The Call of Haida Gwaii
/I have read two books more than once—Journey to the Center of the Earth by Jules Verne and a double feature of The Call of the Wild and White Fang by Jack London. Both take me to incredible places. Both make me dream. For this, my sixth trip to Haida Gwaii, an archipelago some 30 miles west of British Columbia, I packed the Jack London. It seemed fitting for the long flights across Canada.
What started four years ago as no more than map dots and curiosity has turned into a personal and professional journey. It’s taken me into the woods where black bears roam, inside ceremonial long houses, onto sprawling beaches, and into the home of a Haida chief and his family, with whom I’ve shared stories, laughs, and tears. Because of this journey, with a little luck and lots of help, travelers with Lindblad Expeditions and National Geographic can visit these islands on voyages from Seattle or Alaska. In turn, the people of Haida Gwaii get to meet curious travelers capable of visiting without taking, of transiting without tarnishing their sacred view. Ensuring that it all works to plan keeps me up at night.
But now it's time to read. As I do, I am surprised by seemingly new passages, images previously unseen, an eloquence that escaped me, the wheeler dog, Dave, and the sadness I feel when he has to be shot. (“Something was wrong inside, but they could locate no broken bones.”) I look out the window, distracting myself from the dogs and old fortune seekers.
A blanket of low lying clouds covers the landscape, broken only by the tallest mountain peaks. The clouds ripple in the distance, shades of blue growing increasingly lighter. Up here, everything is sun kissed and beautiful. The man in front of me takes pictures out the window. My thoughts are anchored below the clouds, where two ships are seeking shelter from 40-knot winds and eight foot seas in the Inside Passage. They are scheduled to arrive to Haida Gwaii in two days with a few stops in between. They’ve already emailed for advice on alternate plans.
I am there and I am here, at the same time, reading, watching, wondering.
By the time Buck works his way from stolen pampered dog to sled team member to leader of the pack I am reading faster. My heart picks up pace with the dogs. “There is an ecstasy that marks the summit of life,” it reads.

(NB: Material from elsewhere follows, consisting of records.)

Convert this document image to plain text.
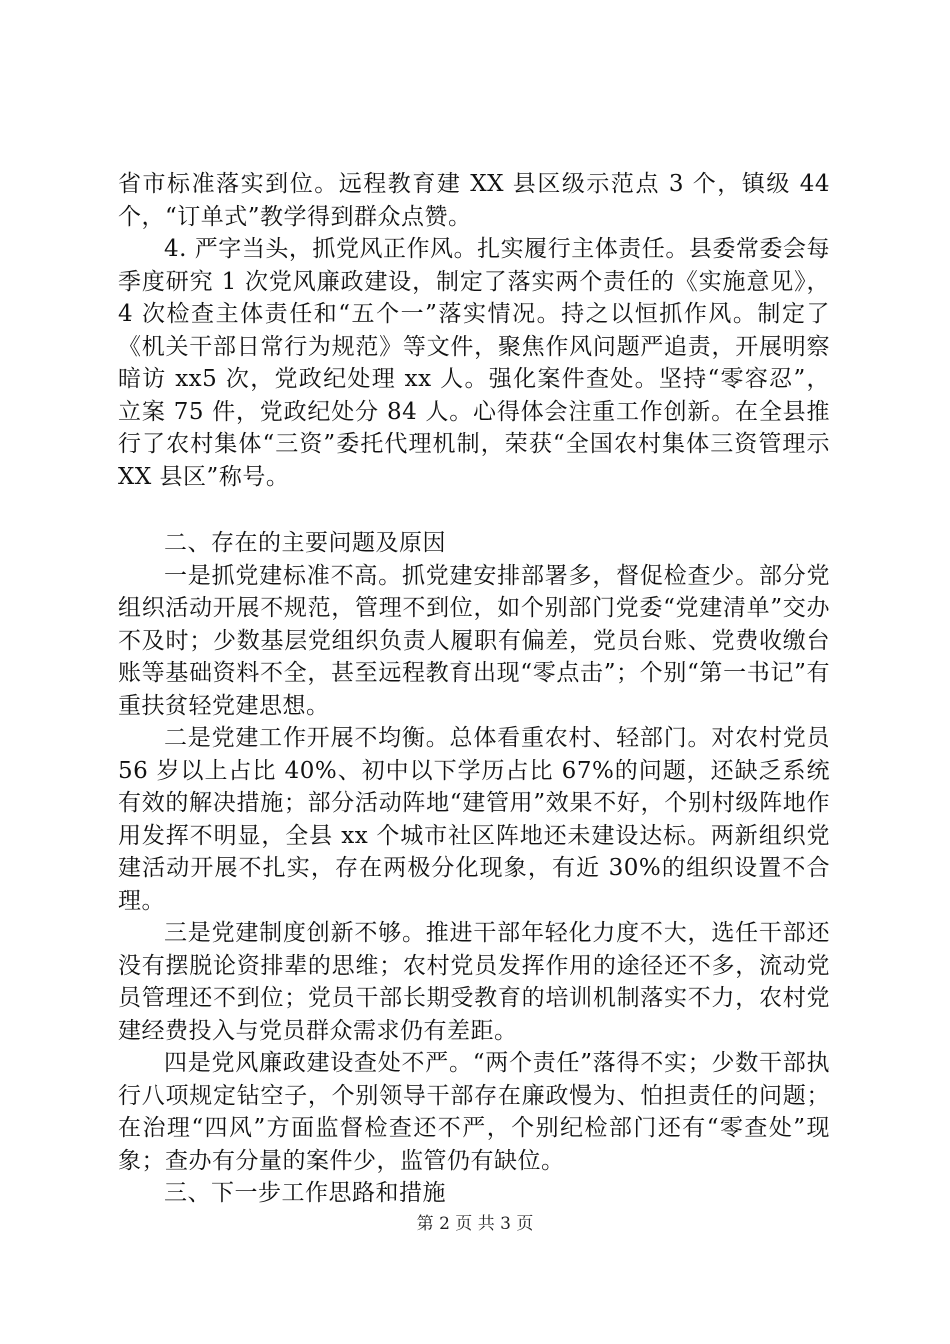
省市标准落实到位。远程教育建 XX 县区级示范点 3 个，镇级 44 个，“订单式”教学得到群众点赞。

4. 严字当头，抓党风正作风。扎实履行主体责任。县委常委会每季度研究 1 次党风廉政建设，制定了落实两个责任的《实施意见》，4 次检查主体责任和“五个一”落实情况。持之以恒抓作风。制定了《机关干部日常行为规范》等文件，聚焦作风问题严追责，开展明察暗访 xx5 次，党政纪处理 xx 人。强化案件查处。坚持“零容忍”，立案 75 件，党政纪处分 84 人。心得体会注重工作创新。在全县推行了农村集体“三资”委托代理机制，荣获“全国农村集体三资管理示 XX 县区”称号。

二、存在的主要问题及原因

一是抓党建标准不高。抓党建安排部署多，督促检查少。部分党组织活动开展不规范，管理不到位，如个别部门党委“党建清单”交办不及时；少数基层党组织负责人履职有偏差，党员台账、党费收缴台账等基础资料不全，甚至远程教育出现“零点击”；个别“第一书记”有重扶贫轻党建思想。

二是党建工作开展不均衡。总体看重农村、轻部门。对农村党员 56 岁以上占比 40%、初中以下学历占比 67%的问题，还缺乏系统有效的解决措施；部分活动阵地“建管用”效果不好，个别村级阵地作用发挥不明显，全县 xx 个城市社区阵地还未建设达标。两新组织党建活动开展不扎实，存在两极分化现象，有近 30%的组织设置不合理。

三是党建制度创新不够。推进干部年轻化力度不大，选任干部还没有摆脱论资排辈的思维；农村党员发挥作用的途径还不多，流动党员管理还不到位；党员干部长期受教育的培训机制落实不力，农村党建经费投入与党员群众需求仍有差距。

四是党风廉政建设查处不严。“两个责任”落得不实；少数干部执行八项规定钻空子，个别领导干部存在廉政慢为、怕担责任的问题；在治理“四风”方面监督检查还不严，个别纪检部门还有“零查处”现象；查办有分量的案件少，监管仍有缺位。

三、下一步工作思路和措施

第 2 页 共 3 页
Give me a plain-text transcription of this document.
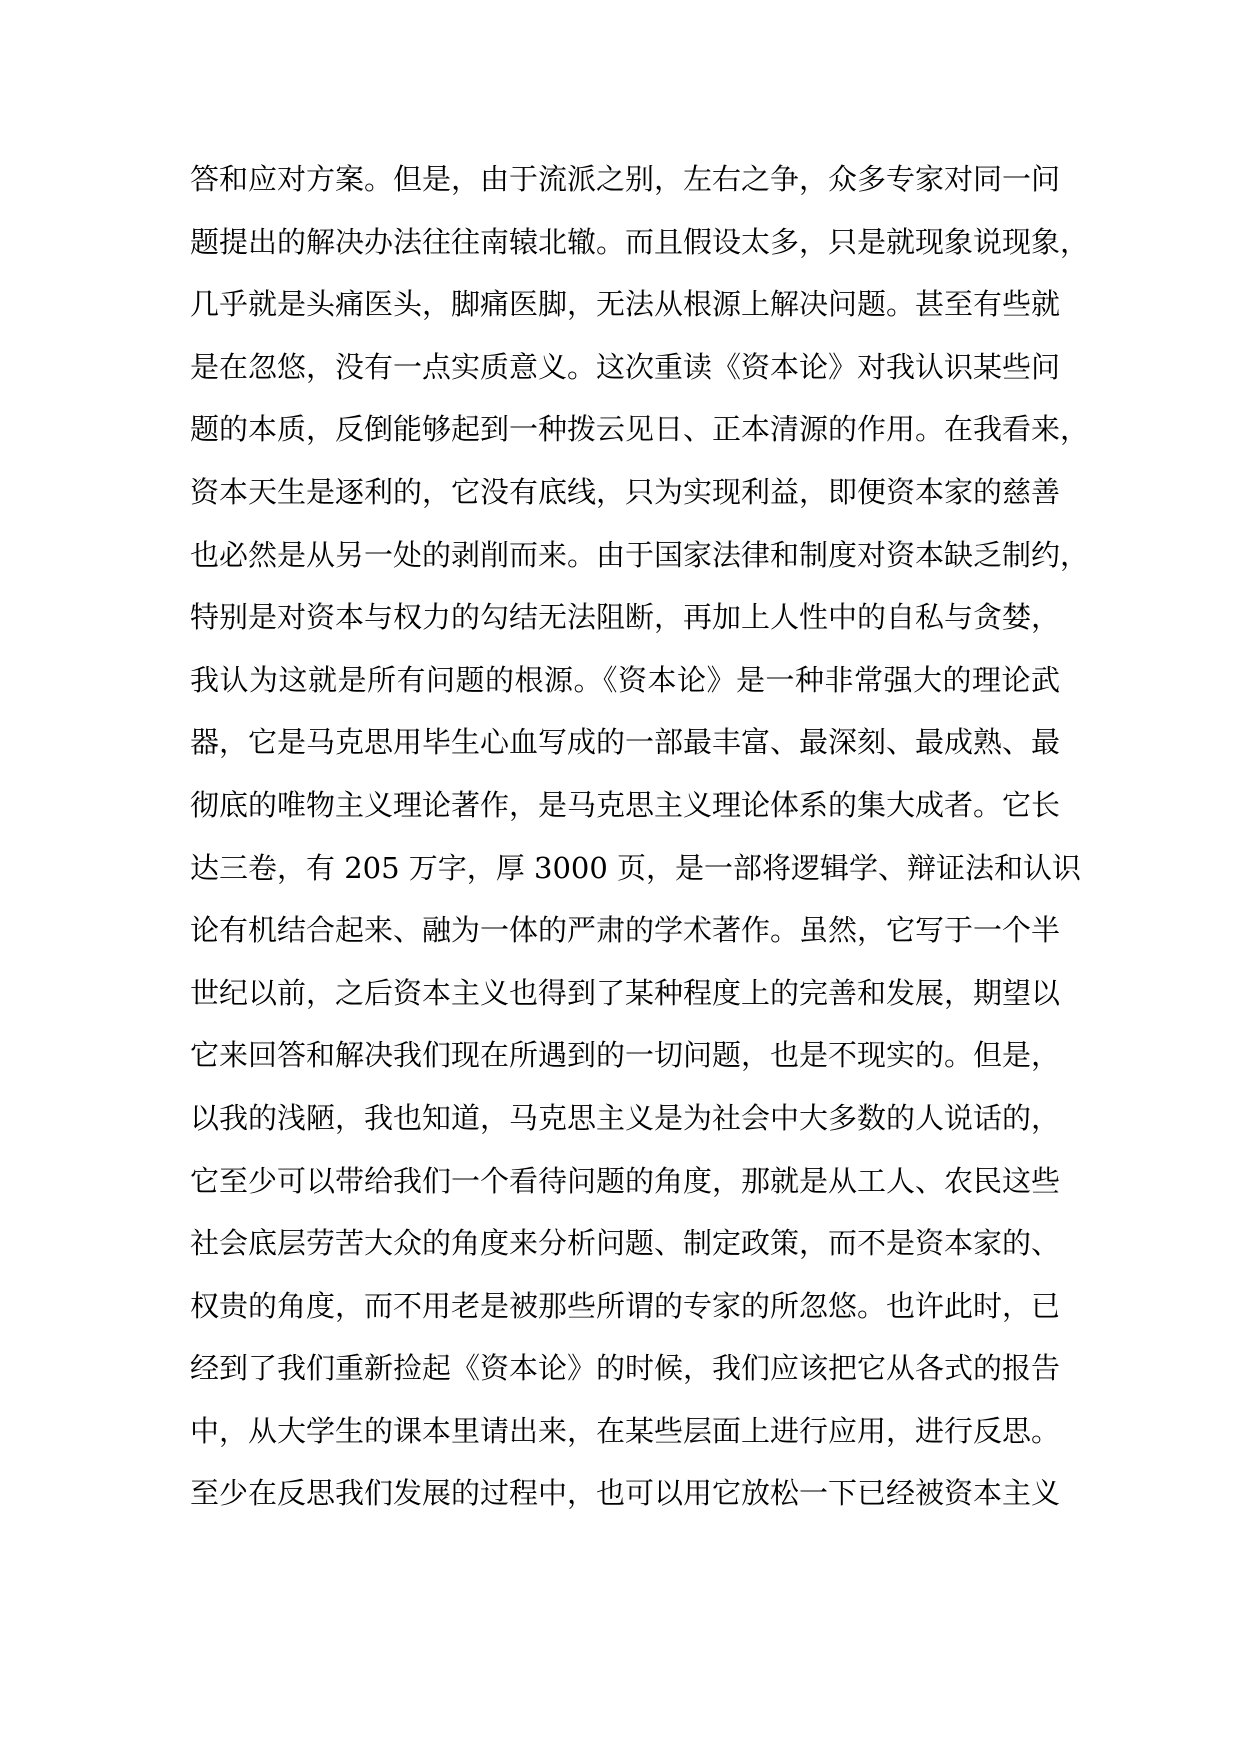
答和应对方案。但是，由于流派之别，左右之争，众多专家对同一问
题提出的解决办法往往南辕北辙。而且假设太多，只是就现象说现象，
几乎就是头痛医头，脚痛医脚，无法从根源上解决问题。甚至有些就
是在忽悠，没有一点实质意义。这次重读《资本论》对我认识某些问
题的本质，反倒能够起到一种拨云见日、正本清源的作用。在我看来，
资本天生是逐利的，它没有底线，只为实现利益，即便资本家的慈善
也必然是从另一处的剥削而来。由于国家法律和制度对资本缺乏制约，
特别是对资本与权力的勾结无法阻断，再加上人性中的自私与贪婪，
我认为这就是所有问题的根源。《资本论》是一种非常强大的理论武
器，它是马克思用毕生心血写成的一部最丰富、最深刻、最成熟、最
彻底的唯物主义理论著作，是马克思主义理论体系的集大成者。它长
达三卷，有 205 万字，厚 3000 页，是一部将逻辑学、辩证法和认识
论有机结合起来、融为一体的严肃的学术著作。虽然，它写于一个半
世纪以前，之后资本主义也得到了某种程度上的完善和发展，期望以
它来回答和解决我们现在所遇到的一切问题，也是不现实的。但是，
以我的浅陋，我也知道，马克思主义是为社会中大多数的人说话的，
它至少可以带给我们一个看待问题的角度，那就是从工人、农民这些
社会底层劳苦大众的角度来分析问题、制定政策，而不是资本家的、
权贵的角度，而不用老是被那些所谓的专家的所忽悠。也许此时，已
经到了我们重新捡起《资本论》的时候，我们应该把它从各式的报告
中，从大学生的课本里请出来，在某些层面上进行应用，进行反思。
至少在反思我们发展的过程中，也可以用它放松一下已经被资本主义
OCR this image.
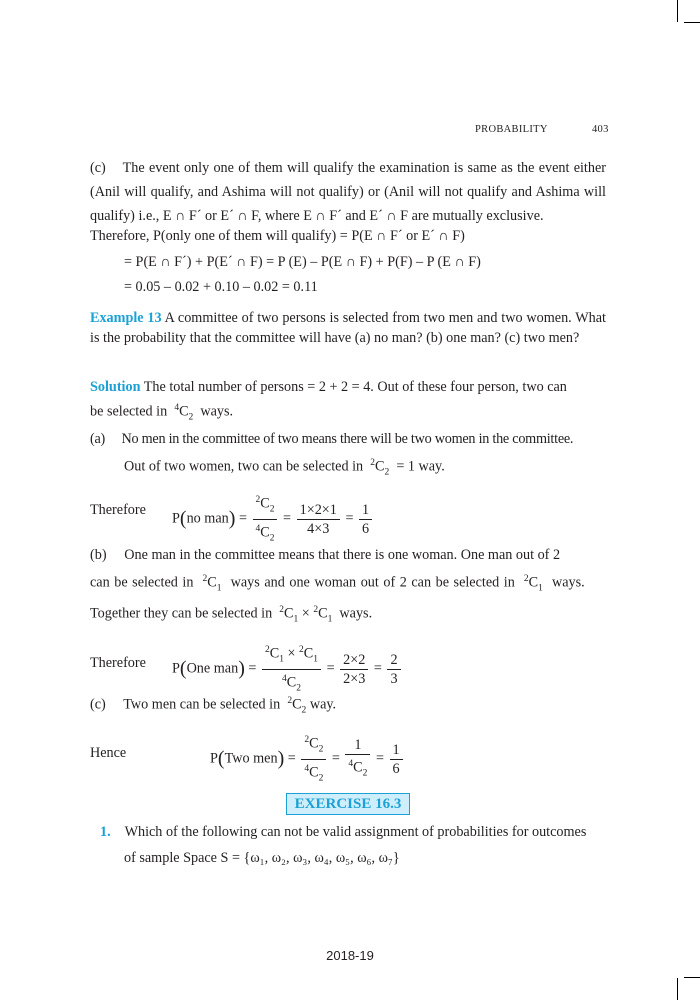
PROBABILITY	403
(c) The event only one of them will qualify the examination is same as the event either (Anil will qualify, and Ashima will not qualify) or (Anil will not qualify and Ashima will qualify) i.e., E ∩ F´ or E´ ∩ F, where E ∩ F´ and E´ ∩ F are mutually exclusive.
Therefore, P(only one of them will qualify) = P(E ∩ F´ or E´ ∩ F)
= P(E ∩ F´) + P(E´ ∩ F) = P (E) – P(E ∩ F) + P(F) – P (E ∩ F)
= 0.05 – 0.02 + 0.10 – 0.02 = 0.11
Example 13 A committee of two persons is selected from two men and two women. What is the probability that the committee will have (a) no man? (b) one man? (c) two men?
Solution The total number of persons = 2 + 2 = 4. Out of these four person, two can
be selected in $^4C_2$ ways.
(a) No men in the committee of two means there will be two women in the committee.
Out of two women, two can be selected in $^2C_2 = 1$ way.
Therefore
P(no $man) = \frac{^2C_2}{^4C_2} = \frac{1\times 2\times 1}{4\times 3} = \frac{1}{6}$
(b) One man in the committee means that there is one woman. One man out of 2
can be selected in $^2C_1$ ways and one woman out of 2 can be selected in $^2C_1$ ways.
Together they can be selected in $^2C_1 \times ^2C_1$ ways.
Therefore P(One $man) = \frac{^2C_1 \times ^2C_1}{^4C_2} = \frac{2\times 2}{2\times 3} = \frac{2}{3}$
(c) Two men can be selected in $^2C_2$ way.
Hence	P(Two $men) = \frac{^2C_2}{^4C_2} = \frac{1}{^4C_2} = \frac{1}{6}$
EXERCISE 16.3
1. Which of the following can not be valid assignment of probabilities for outcomes
of sample Space S = {ω₁, ω₂, ω₃, ω₄, ω₅, ω₆, ω₇}
2018-19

…and beyond which life cannot rise. And such is the paradox of living, this ecstasy comes when one is most alive, and it comes as a complete forgetfulness that one is alive. This ecstasy, this forgetfulness of living, comes to the artist, caught up and out of himself in a sheet of flame; it comes to the soldier, war-mad on a stricken field and refusing quarter; and it came to Buck, leading the pack, sounding the old wolf cry, straining after the food that was alive and that fled swiftly before him through the moonlight. He was sounding the deeps of his nature, and of the parts of his nature that were deeper than he, going back in to the womb of Time. He was mastered by the sheer surging of life, the tidal wave of being, the perfect joy of each separate muscle, joint, and sinew in that it was everything that was not death, that is was aglow and rampant, expressing itself in movement, flying exultant under the stars and over the face of dead matter that did not move.
Most days I do not feel this stir from my work. I want to feel it. I dream of it. At times I feel the light breeze of it. Most days though I sit at my desk and type away at my computer. Excel sheets fill the screen, meetings overlap, headaches grow like the weeds in my garden. I think about the wild places this work has taken me—Alaska, Central America, Newfoundland—and I am grateful. Still, I torment over details, marketing, sales. I am tethered to my cell phone.
Returning to Haida Gwaii forces me to feel the surge of life, the tidal wave of being. All that we have planned could break loose at any moment. The waves could rise, a passenger could fall ill, a simple yet important email could have gone unnoticed. Or, the plan could simply turn out to be a bad one. It terrifies me.
At the same time, there is no better way to be reminded that the work matters. The work is real. The work can change people. I'll be selfish and say that Haida Gwaii has maybe changed me most of all. The rewards have been greater, more surprising, and longer lasting than any others in my career. I have to return here to feel whole.
And would you look at that? Out the window the clouds are breaking. The tiny islands of Haida Gwaii dot the steely gray waters below. Each holds within them all the wild nature one could ever need. It’s still misty but mist is OK. The weather should clear enough for safe passage.
I turn back to the book.
“He did not know why he did these various things. He was impelled to do them, and did not reason about them at all.”